In IMpower010, the PD-L1 subgroup analysis is particularly controversial because Genentech used different immunohistochemistry assays — Roche's Ventana PD-L1 SP142 and SP263 tests. "The test that is used to stratify the patients, SP142, is different from the test that is used to give you the results of the benefit according to PD-L1 testing," said Besse.

Solange Peters, current ESMO president and chair of thoracic oncology at the University Hospital in Lausanne, Switzerland, further elaborated that Genentech chose to stratify patients according to PD-L1 expression on immune and tumor cells using SP142 but analyzed study results by looking at PD-L1 expression just on tumor cells using the SP263 test. "This will be a never-ending debate, particularly because of all the blurred parameters, which we have to deal with," she said, wondering whether the test switch puts into question the validity of the PD-L1 stratification in IMpower010.

The switch does makes it "hugely problematic" for oncologists to parse the data and home in on which patients are likely to respond and which are not, suggested Keith Kerr, a consultant pathologist at Aberdeen University in the UK. "I think that's why the switch has taken place," he reflected.

He further observed that patients in the low-to-mid-range PD-L1 expression group are a biologically heterogeneous bunch, with most patients falling into the low end of the spectrum. "We need to bear in mind that there is a whole load of difference biologically between someone who has 2 percent PD-L1 expression in tumor cells and someone who has 40 percent PD-L1 expression in tumor cells," Kerr said.

Left with this ambiguity, most oncologists are eagerly waiting to see how regulators will interpret the data from IMpower010, though they don't always provide clarity.
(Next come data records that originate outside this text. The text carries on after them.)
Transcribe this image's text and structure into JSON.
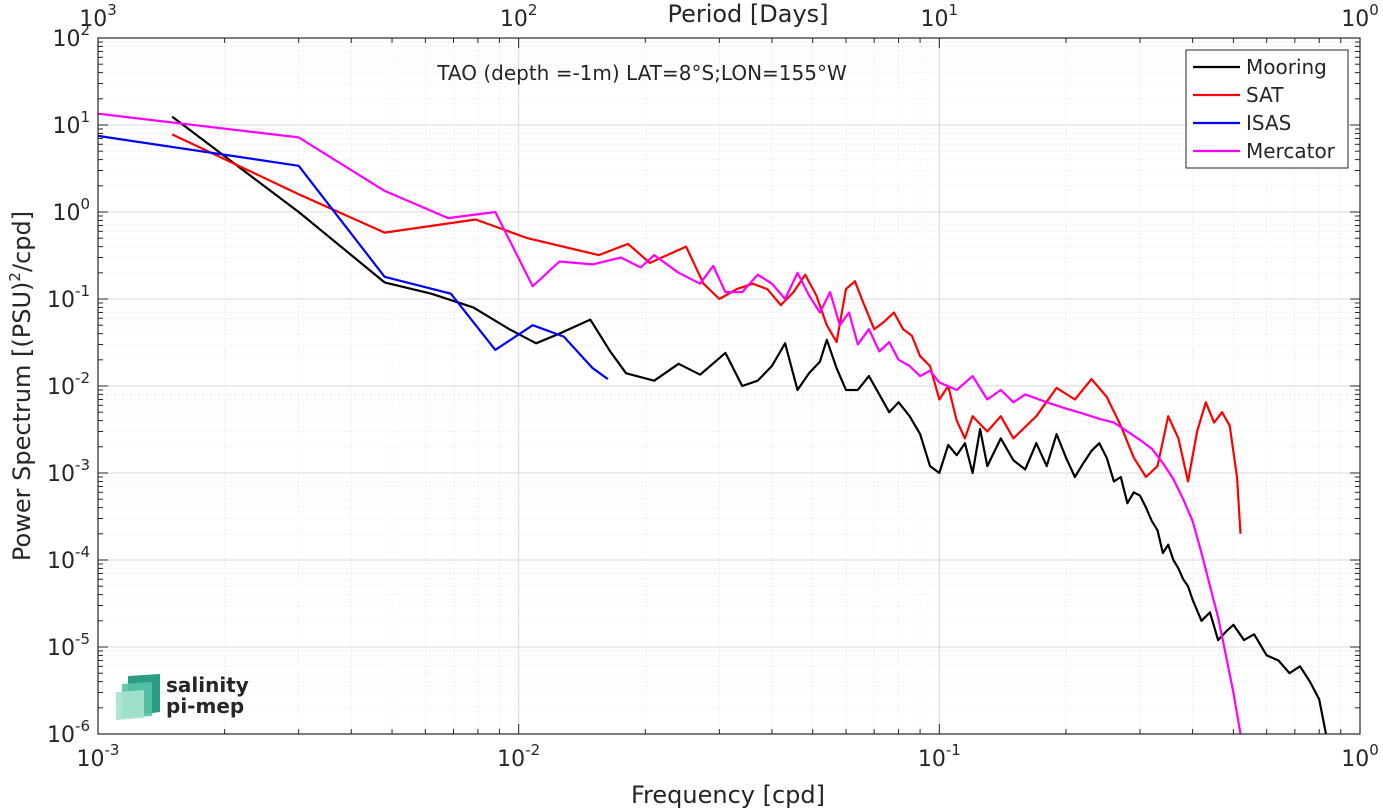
{
  "chart_data": {
    "type": "line",
    "scale": {
      "x": "log",
      "y": "log"
    },
    "xlim": [
      0.001,
      1
    ],
    "ylim": [
      1e-06,
      100
    ],
    "xlabel": "Frequency [cpd]",
    "ylabel": "Power Spectrum [(PSU)²/cpd]",
    "ylabel_parts": {
      "main": "Power Spectrum [(PSU)",
      "sup": "2",
      "tail": "/cpd]"
    },
    "top_axis": {
      "label": "Period [Days]",
      "tick_bases": [
        "10",
        "10",
        "10",
        "10"
      ],
      "tick_exponents": [
        "3",
        "2",
        "1",
        "0"
      ]
    },
    "x_ticks": {
      "bases": [
        "10",
        "10",
        "10",
        "10"
      ],
      "exponents": [
        "-3",
        "-2",
        "-1",
        "0"
      ]
    },
    "y_ticks": {
      "bases": [
        "10",
        "10",
        "10",
        "10",
        "10",
        "10",
        "10",
        "10",
        "10"
      ],
      "exponents": [
        "-6",
        "-5",
        "-4",
        "-3",
        "-2",
        "-1",
        "0",
        "1",
        "2"
      ]
    },
    "grid": true,
    "minor_grid": true,
    "legend": {
      "placement": "top-right"
    },
    "annotation": "TAO (depth =-1m) LAT=8°S;LON=155°W",
    "logo": {
      "line1": "salinity",
      "line2": "pi-mep"
    },
    "series": [
      {
        "name": "Mooring",
        "color": "#000000",
        "points": [
          [
            0.0015,
            12.5
          ],
          [
            0.003,
            1.0
          ],
          [
            0.0048,
            0.155
          ],
          [
            0.0062,
            0.115
          ],
          [
            0.0078,
            0.08
          ],
          [
            0.0095,
            0.045
          ],
          [
            0.011,
            0.031
          ],
          [
            0.0125,
            0.04
          ],
          [
            0.0148,
            0.058
          ],
          [
            0.0165,
            0.025
          ],
          [
            0.018,
            0.014
          ],
          [
            0.021,
            0.0115
          ],
          [
            0.024,
            0.018
          ],
          [
            0.027,
            0.0135
          ],
          [
            0.031,
            0.024
          ],
          [
            0.034,
            0.01
          ],
          [
            0.037,
            0.0115
          ],
          [
            0.04,
            0.017
          ],
          [
            0.043,
            0.031
          ],
          [
            0.046,
            0.009
          ],
          [
            0.049,
            0.014
          ],
          [
            0.052,
            0.019
          ],
          [
            0.054,
            0.034
          ],
          [
            0.057,
            0.016
          ],
          [
            0.06,
            0.009
          ],
          [
            0.064,
            0.009
          ],
          [
            0.068,
            0.013
          ],
          [
            0.072,
            0.008
          ],
          [
            0.076,
            0.005
          ],
          [
            0.08,
            0.0065
          ],
          [
            0.085,
            0.0045
          ],
          [
            0.09,
            0.0028
          ],
          [
            0.095,
            0.0012
          ],
          [
            0.1,
            0.001
          ],
          [
            0.105,
            0.0021
          ],
          [
            0.11,
            0.0016
          ],
          [
            0.115,
            0.0022
          ],
          [
            0.12,
            0.001
          ],
          [
            0.125,
            0.0032
          ],
          [
            0.13,
            0.0012
          ],
          [
            0.14,
            0.0025
          ],
          [
            0.15,
            0.0014
          ],
          [
            0.16,
            0.0011
          ],
          [
            0.17,
            0.0022
          ],
          [
            0.18,
            0.0012
          ],
          [
            0.19,
            0.0028
          ],
          [
            0.2,
            0.0015
          ],
          [
            0.21,
            0.0009
          ],
          [
            0.22,
            0.0013
          ],
          [
            0.23,
            0.0018
          ],
          [
            0.24,
            0.0022
          ],
          [
            0.25,
            0.0015
          ],
          [
            0.26,
            0.0008
          ],
          [
            0.27,
            0.0009
          ],
          [
            0.28,
            0.00045
          ],
          [
            0.29,
            0.0006
          ],
          [
            0.3,
            0.00055
          ],
          [
            0.31,
            0.0004
          ],
          [
            0.32,
            0.00028
          ],
          [
            0.33,
            0.00022
          ],
          [
            0.34,
            0.00012
          ],
          [
            0.35,
            0.00015
          ],
          [
            0.36,
            0.0001
          ],
          [
            0.37,
            8e-05
          ],
          [
            0.38,
            6e-05
          ],
          [
            0.39,
            5e-05
          ],
          [
            0.4,
            3.5e-05
          ],
          [
            0.42,
            2e-05
          ],
          [
            0.44,
            2.5e-05
          ],
          [
            0.46,
            1.2e-05
          ],
          [
            0.48,
            1.5e-05
          ],
          [
            0.5,
            1.8e-05
          ],
          [
            0.53,
            1.2e-05
          ],
          [
            0.56,
            1.4e-05
          ],
          [
            0.6,
            8e-06
          ],
          [
            0.64,
            7e-06
          ],
          [
            0.68,
            5e-06
          ],
          [
            0.72,
            6e-06
          ],
          [
            0.76,
            4e-06
          ],
          [
            0.8,
            2.5e-06
          ],
          [
            0.83,
            1e-06
          ]
        ]
      },
      {
        "name": "SAT",
        "color": "#ff0000",
        "points": [
          [
            0.0015,
            7.8
          ],
          [
            0.003,
            1.6
          ],
          [
            0.0048,
            0.58
          ],
          [
            0.0079,
            0.82
          ],
          [
            0.0105,
            0.5
          ],
          [
            0.0155,
            0.32
          ],
          [
            0.0182,
            0.43
          ],
          [
            0.0205,
            0.26
          ],
          [
            0.025,
            0.4
          ],
          [
            0.0275,
            0.15
          ],
          [
            0.03,
            0.1
          ],
          [
            0.033,
            0.13
          ],
          [
            0.036,
            0.15
          ],
          [
            0.039,
            0.13
          ],
          [
            0.042,
            0.085
          ],
          [
            0.045,
            0.12
          ],
          [
            0.048,
            0.19
          ],
          [
            0.051,
            0.11
          ],
          [
            0.054,
            0.05
          ],
          [
            0.057,
            0.032
          ],
          [
            0.06,
            0.13
          ],
          [
            0.063,
            0.16
          ],
          [
            0.066,
            0.09
          ],
          [
            0.07,
            0.045
          ],
          [
            0.074,
            0.055
          ],
          [
            0.078,
            0.07
          ],
          [
            0.082,
            0.045
          ],
          [
            0.086,
            0.038
          ],
          [
            0.09,
            0.022
          ],
          [
            0.095,
            0.017
          ],
          [
            0.1,
            0.007
          ],
          [
            0.105,
            0.01
          ],
          [
            0.11,
            0.004
          ],
          [
            0.115,
            0.0025
          ],
          [
            0.12,
            0.0045
          ],
          [
            0.13,
            0.003
          ],
          [
            0.14,
            0.0045
          ],
          [
            0.15,
            0.0025
          ],
          [
            0.17,
            0.0045
          ],
          [
            0.19,
            0.0095
          ],
          [
            0.21,
            0.007
          ],
          [
            0.23,
            0.012
          ],
          [
            0.25,
            0.0075
          ],
          [
            0.27,
            0.0035
          ],
          [
            0.29,
            0.0015
          ],
          [
            0.31,
            0.0009
          ],
          [
            0.33,
            0.0012
          ],
          [
            0.35,
            0.0045
          ],
          [
            0.37,
            0.0025
          ],
          [
            0.39,
            0.0008
          ],
          [
            0.41,
            0.003
          ],
          [
            0.43,
            0.0065
          ],
          [
            0.45,
            0.0038
          ],
          [
            0.47,
            0.005
          ],
          [
            0.49,
            0.0035
          ],
          [
            0.51,
            0.0009
          ],
          [
            0.52,
            0.0002
          ]
        ]
      },
      {
        "name": "ISAS",
        "color": "#0000ff",
        "points": [
          [
            0.001,
            7.5
          ],
          [
            0.003,
            3.4
          ],
          [
            0.0048,
            0.18
          ],
          [
            0.0069,
            0.115
          ],
          [
            0.0088,
            0.026
          ],
          [
            0.0108,
            0.05
          ],
          [
            0.0128,
            0.037
          ],
          [
            0.015,
            0.016
          ],
          [
            0.0163,
            0.012
          ]
        ]
      },
      {
        "name": "Mercator",
        "color": "#ff00ff",
        "points": [
          [
            0.001,
            13.5
          ],
          [
            0.003,
            7.2
          ],
          [
            0.0048,
            1.75
          ],
          [
            0.0068,
            0.85
          ],
          [
            0.0088,
            1.0
          ],
          [
            0.0108,
            0.14
          ],
          [
            0.0125,
            0.27
          ],
          [
            0.015,
            0.25
          ],
          [
            0.0175,
            0.3
          ],
          [
            0.0195,
            0.23
          ],
          [
            0.021,
            0.32
          ],
          [
            0.024,
            0.2
          ],
          [
            0.027,
            0.15
          ],
          [
            0.029,
            0.24
          ],
          [
            0.031,
            0.12
          ],
          [
            0.034,
            0.12
          ],
          [
            0.037,
            0.19
          ],
          [
            0.04,
            0.15
          ],
          [
            0.043,
            0.1
          ],
          [
            0.046,
            0.2
          ],
          [
            0.049,
            0.11
          ],
          [
            0.052,
            0.07
          ],
          [
            0.055,
            0.12
          ],
          [
            0.058,
            0.05
          ],
          [
            0.061,
            0.07
          ],
          [
            0.064,
            0.03
          ],
          [
            0.068,
            0.045
          ],
          [
            0.072,
            0.025
          ],
          [
            0.076,
            0.032
          ],
          [
            0.08,
            0.02
          ],
          [
            0.085,
            0.017
          ],
          [
            0.09,
            0.013
          ],
          [
            0.095,
            0.015
          ],
          [
            0.1,
            0.011
          ],
          [
            0.11,
            0.009
          ],
          [
            0.12,
            0.013
          ],
          [
            0.13,
            0.007
          ],
          [
            0.14,
            0.009
          ],
          [
            0.15,
            0.0065
          ],
          [
            0.16,
            0.008
          ],
          [
            0.18,
            0.0065
          ],
          [
            0.2,
            0.0055
          ],
          [
            0.22,
            0.0048
          ],
          [
            0.24,
            0.0042
          ],
          [
            0.26,
            0.0038
          ],
          [
            0.28,
            0.003
          ],
          [
            0.3,
            0.0024
          ],
          [
            0.32,
            0.0019
          ],
          [
            0.34,
            0.0013
          ],
          [
            0.36,
            0.00085
          ],
          [
            0.38,
            0.0005
          ],
          [
            0.4,
            0.00028
          ],
          [
            0.42,
            0.00012
          ],
          [
            0.44,
            5e-05
          ],
          [
            0.46,
            2.2e-05
          ],
          [
            0.48,
            8e-06
          ],
          [
            0.5,
            3e-06
          ],
          [
            0.52,
            1e-06
          ]
        ]
      }
    ]
  }
}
Paz-Ares from the Hospital Universitario hopes that US and European regulators will align their review of IMpower010 and come to the same decision about which NSCLC indication of adjuvant atezolizumab to approve.

Based on the PACIFIC trial, the FDA approved AstraZeneca's durvalumab after chemo and radiation in unresectable stage III NSCLC patients, regardless of PD-L1 status. However, European regulators restricted their approval to patients with PD-L1 expression in at least 1 percent of tumor cells based on a small post hoc analysis that failed to show a survival advantage in PD-L1-negative patients.

It doesn't help oncologists standardize best practices when regulatory bodies interpret data from pivotal drug trials differently. In the case of IMpower010, "I would really like the FDA and EMA not to do what they did with the PACIFIC trial," Paz-Ares said. "Approve [adjuvant atezolizumab] and ask for a big trial [involving patients] in the 1 to 49 [percent] PD-L1 group."